Now you’re getting closer to what the masters sounded like when they were submitted by the artist. Using streaming platforms as a consumer, the volume of the track as it appears is different than what you hear when it was submitted by the artist.
This may strongly change your opinions on these records! I’m a big fan of loudness normalization, but it can result in some very noticeable (and generally positive) changes to the music.
CD best practices
-If you’re a very loud band, this medium gives you some flexibility to push the level even louder.
-Spending more for a DDP file (Red Book standard) makes a noticeable difference in quality and accuracy of the CD manufacturing process.

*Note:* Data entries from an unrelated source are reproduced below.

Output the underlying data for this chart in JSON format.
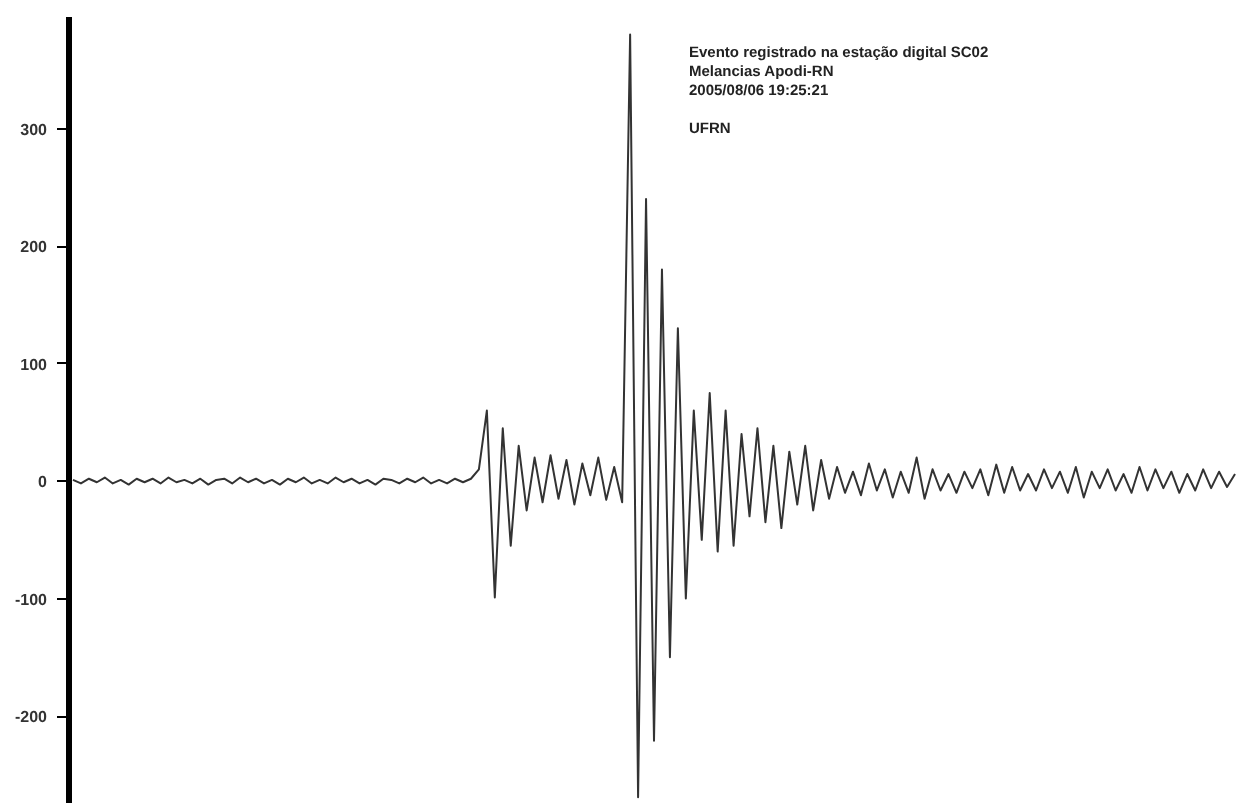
{
  "chart_data": {
    "type": "line",
    "categories": [
      null,
      null,
      null,
      null,
      null,
      null,
      null,
      null,
      null,
      null,
      null,
      null,
      null,
      null,
      null,
      null,
      null,
      null,
      null,
      null,
      null,
      null,
      null,
      null,
      null,
      null,
      null,
      null,
      null,
      null,
      null,
      null,
      null,
      null,
      null,
      null,
      null,
      null,
      null,
      null,
      null,
      null,
      null,
      null,
      null,
      null,
      null,
      null,
      null,
      null,
      null,
      null,
      null,
      null,
      null,
      null,
      null,
      null,
      null,
      null,
      null,
      null,
      null,
      null,
      null,
      null,
      null,
      null,
      null,
      null,
      null,
      null,
      null,
      null,
      null,
      null,
      null,
      null,
      null,
      null,
      null,
      null,
      null,
      null,
      null,
      null,
      null,
      null,
      null,
      null,
      null,
      null,
      null,
      null,
      null,
      null,
      null,
      null,
      null,
      null,
      null,
      null,
      null,
      null,
      null,
      null,
      null,
      null,
      null,
      null,
      null,
      null,
      null,
      null,
      null,
      null,
      null,
      null,
      null,
      null,
      null,
      null,
      null,
      null,
      null,
      null,
      null,
      null,
      null,
      null,
      null,
      null,
      null,
      null,
      null,
      null,
      null,
      null,
      null,
      null,
      null,
      null,
      null,
      null,
      null,
      null,
      null
    ],
    "series": [
      {
        "color": "#333333",
        "values": [
          1,
          -2,
          2,
          -1,
          3,
          -2,
          1,
          -3,
          2,
          -1,
          2,
          -2,
          3,
          -1,
          1,
          -2,
          2,
          -3,
          1,
          2,
          -2,
          3,
          -1,
          2,
          -2,
          1,
          -3,
          2,
          -1,
          3,
          -2,
          1,
          -2,
          3,
          -1,
          2,
          -2,
          1,
          -3,
          2,
          1,
          -2,
          2,
          -1,
          3,
          -2,
          1,
          -2,
          2,
          -1,
          2,
          10,
          60,
          -99,
          45,
          -55,
          30,
          -25,
          20,
          -18,
          22,
          -15,
          18,
          -20,
          15,
          -12,
          20,
          -16,
          12,
          -18,
          380,
          -269,
          240,
          -221,
          180,
          -150,
          130,
          -100,
          60,
          -50,
          75,
          -60,
          60,
          -55,
          40,
          -30,
          45,
          -35,
          30,
          -40,
          25,
          -20,
          30,
          -25,
          18,
          -15,
          12,
          -10,
          8,
          -12,
          15,
          -8,
          10,
          -14,
          8,
          -10,
          20,
          -15,
          10,
          -8,
          6,
          -10,
          8,
          -6,
          10,
          -12,
          14,
          -10,
          12,
          -8,
          6,
          -8,
          10,
          -6,
          8,
          -10,
          12,
          -14,
          8,
          -6,
          10,
          -8,
          6,
          -10,
          12,
          -8,
          10,
          -6,
          8,
          -10,
          6,
          -8,
          10,
          -6,
          8,
          -5,
          6
        ]
      }
    ],
    "ylim": [
      -274,
      395
    ],
    "yticks": [
      -200,
      -100,
      0,
      100,
      200,
      300
    ],
    "tick_labels": "y",
    "grid": false,
    "marker": "none",
    "line_style": "solid",
    "annotations": [
      "Evento registrado na estação digital SC02",
      "Melancias Apodi-RN",
      "2005/08/06 19:25:21",
      "UFRN"
    ]
  }
}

-16 bits maximum bit depth, so this medium often will require special masters that have been converted from higher bit rates, as budget allows.
Vinyl best practices
-Use a quality provider, and make sure your cutting engineer is competent. Ask your provider who they use, or hire your own cutting engineer to make the master cut, and deliver it yourself.
-A good vinyl master will often have much lower overall level when compared to a streaming master, greater dynamic range, and will avoid peak limiting.
-This medium isn’t as forgiving when it comes to extreme bass levels, extreme loudness, or a wider stereo field.
-Allow months for manufacturing time.
Cassette best practices
-A lofi, vibey medium.
-Not designed to be the most accurate and pristine audiophile listening experience, which is great as long as the artist is aware and accepting of these limitations.
-Certain styles of music may not be helped by the more compressed lofi vibe: some types of jazz and classical music could sound better on other mediums. This tends to be very dependent on the individual artist.